February 10, 2012

Leave it alone already!

George Lucas is messing around yet again with Star Wars.  This time it is to go back and make it appear that Greedo shot Han Solo first.  He's already changed that scene once and now he is changing it again.

Give it up already...we all know Han shot first!

In and interview that came out in today's Hollywood Reporter, Mr. Lucas stated: "The controversy over who shot first, Greedo or Han Solo, in Episode IV, what I did was try to clean up the confusion, but obviously it upset people because they wanted Solo [who seemed to be the one who shot first in the original] to be a cold-blooded killer, but he actually isn’t. It had been done in all close-ups and it was confusing about who did what to whom. I put a little wider shot in there that made it clear that Greedo is the one who shot first, but everyone wanted to think that Han shot first, because they wanted to think that he actually just gunned him down."

My initial commentary is simply this: If Mr. Lucas wanted to have Greedo shoot first, then he was in a position to get that point across the first time.  He freely admits that Han Solo "seemed to be the one who shot first in the original".  I don't know how to but this any more bluntly, but there was one person who was ultimately responsible for making sure we understood the story.....and that was you Mr. Lucas.  If you made it look like Han shot first, then guess what.....he did.  Changing it in a later release to make it even more clear that he shot first and then changing it back and adding some digital hocus-pocus, not once, but now twice to tell the event from an exact opposite viewpoint means you either dropped the ball the first time, or you dropped it the second time.  Either way having to go back and redo it again and again means you definitely screwed something up as a storyteller a second time, arguably a third.

Now let's try to look past when Mr. Lucas dropped the ball on this shoot-out and look at it from a different perspective.  I highly recommend you take a couple of small Nerf handguns to your local restaurant in order to help illustrate the scene.  Let's assume that you and your rival are seated on opposite sides of the table.  I'll be generous here and say that you are on the long opposite sides of a restaurant booth table.  It's probably around four foot, but for the sake of this exercise we'll call it six foot.  One of you is laid back, which would add some distance, but the other actually has his gun out on top of the table, cancelling that extra distance out (and possibly then some).  Now we have a little stand-off here that, for the purposes of the exercise will end in one person killing the other.

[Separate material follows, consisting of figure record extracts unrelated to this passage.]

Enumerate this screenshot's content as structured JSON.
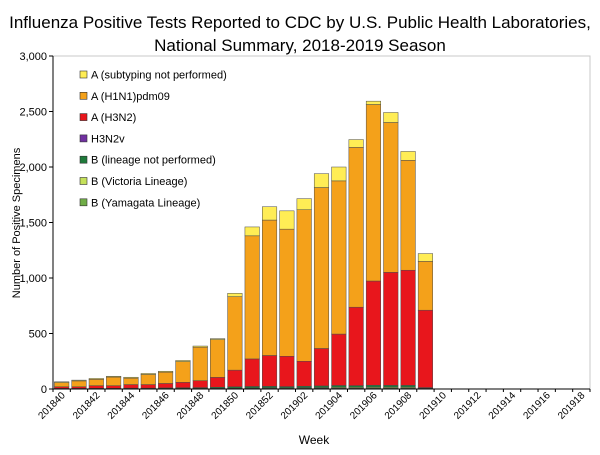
{
  "chart_data": {
    "type": "bar",
    "stacked": true,
    "title": "Influenza Positive Tests Reported to CDC by U.S. Public Health Laboratories, National Summary, 2018-2019 Season",
    "title_lines": [
      "Influenza Positive Tests Reported to CDC by U.S. Public Health Laboratories,",
      "National Summary, 2018-2019 Season"
    ],
    "xlabel": "Week",
    "ylabel": "Number of Positive Specimens",
    "ylim": [
      0,
      3000
    ],
    "yticks": [
      0,
      500,
      1000,
      1500,
      2000,
      2500,
      3000
    ],
    "ytick_labels": [
      "0",
      "500",
      "1,000",
      "1,500",
      "2,000",
      "2,500",
      "3,000"
    ],
    "legend_position": "top-left",
    "categories": [
      "201840",
      "201841",
      "201842",
      "201843",
      "201844",
      "201845",
      "201846",
      "201847",
      "201848",
      "201849",
      "201850",
      "201851",
      "201852",
      "201901",
      "201902",
      "201903",
      "201904",
      "201905",
      "201906",
      "201907",
      "201908",
      "201909",
      "201910",
      "201911",
      "201912",
      "201913",
      "201914",
      "201915",
      "201916",
      "201917",
      "201918"
    ],
    "xtick_labels": [
      "201840",
      "201842",
      "201844",
      "201846",
      "201848",
      "201850",
      "201852",
      "201902",
      "201904",
      "201906",
      "201908",
      "201910",
      "201912",
      "201914",
      "201916",
      "201918"
    ],
    "series": [
      {
        "name": "B (Yamagata Lineage)",
        "color": "#70ad47",
        "values": [
          1,
          1,
          1,
          1,
          2,
          2,
          2,
          3,
          3,
          3,
          4,
          5,
          5,
          5,
          6,
          7,
          8,
          8,
          9,
          9,
          9,
          4,
          0,
          0,
          0,
          0,
          0,
          0,
          0,
          0,
          0
        ]
      },
      {
        "name": "B (Victoria Lineage)",
        "color": "#c5e15a",
        "values": [
          1,
          1,
          1,
          1,
          1,
          1,
          2,
          2,
          2,
          3,
          4,
          4,
          5,
          5,
          6,
          6,
          7,
          7,
          8,
          8,
          8,
          3,
          0,
          0,
          0,
          0,
          0,
          0,
          0,
          0,
          0
        ]
      },
      {
        "name": "B (lineage not performed)",
        "color": "#1f7a3a",
        "values": [
          3,
          3,
          4,
          4,
          5,
          5,
          6,
          7,
          8,
          10,
          12,
          14,
          14,
          12,
          13,
          15,
          17,
          16,
          17,
          16,
          16,
          6,
          0,
          0,
          0,
          0,
          0,
          0,
          0,
          0,
          0
        ]
      },
      {
        "name": "H3N2v",
        "color": "#7030a0",
        "values": [
          0,
          0,
          0,
          0,
          0,
          0,
          0,
          0,
          0,
          0,
          0,
          0,
          0,
          0,
          0,
          0,
          0,
          0,
          0,
          0,
          0,
          0,
          0,
          0,
          0,
          0,
          0,
          0,
          0,
          0,
          0
        ]
      },
      {
        "name": "A (H3N2)",
        "color": "#e8161c",
        "values": [
          15,
          15,
          24,
          24,
          32,
          32,
          40,
          48,
          62,
          89,
          150,
          248,
          278,
          273,
          225,
          337,
          463,
          706,
          939,
          1018,
          1037,
          697,
          0,
          0,
          0,
          0,
          0,
          0,
          0,
          0,
          0
        ]
      },
      {
        "name": "A (H1N1)pdm09",
        "color": "#f4a11a",
        "values": [
          38,
          53,
          57,
          78,
          58,
          91,
          102,
          187,
          302,
          340,
          662,
          1109,
          1220,
          1145,
          1365,
          1450,
          1380,
          1440,
          1590,
          1350,
          990,
          440,
          0,
          0,
          0,
          0,
          0,
          0,
          0,
          0,
          0
        ]
      },
      {
        "name": "A (subtyping not performed)",
        "color": "#ffed55",
        "values": [
          7,
          7,
          8,
          7,
          8,
          9,
          8,
          10,
          10,
          9,
          30,
          80,
          120,
          165,
          100,
          125,
          125,
          70,
          30,
          90,
          80,
          70,
          0,
          0,
          0,
          0,
          0,
          0,
          0,
          0,
          0
        ]
      }
    ],
    "legend_order": [
      "A (subtyping not performed)",
      "A (H1N1)pdm09",
      "A (H3N2)",
      "H3N2v",
      "B (lineage not performed)",
      "B (Victoria Lineage)",
      "B (Yamagata Lineage)"
    ]
  }
}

I think it is safe to assume that each participant is aiming at the center of mass of the other person, or is at least trying to.  That's what people are trained to do in this day and age, I doubt that "A long time ago in a galaxy far, far away...." that folks with energy weapons would have done much different.  Roughly speaking, with a center of mass aiming the shooter is going to have about a foot and a half play on either side horizontally and a lot more vertically and still hit the target.  I'm not that great at trig, but some online help gets me to requiring the aim to be off 15* in order to miss horizontally.

Want to have some fun?  Quick make a fist and then extend your index finger and point at something six feet away.  Now look down at your thumb.....your thumb would be pointing closer to where you'd have to actually be aiming to miss.  I bring up the pointing because when shooting someone at that close of a range you don't really aim so much as "point" your gun at the target.

With the latest change, Greedo shoots way high and right of his target.  Since Greedo is holding the blaster in his right hand, he'd tend to miss to the left.

The long and short of it is this: at six feet away, two duelists with guns already drawn and aimed are going to hit what they aim for.  Survival is going to come down to one factor: who shot first.  Han survives so he must be the first to fire.  Greedo taking a fatal wound is the only reasonable reason he would have missed.

It's been six years since George Lucas has directed anything.  Instead of going back and mucking about with something that has been done, redone, and then tinkered around with yet again, why doesn't he just direct something new?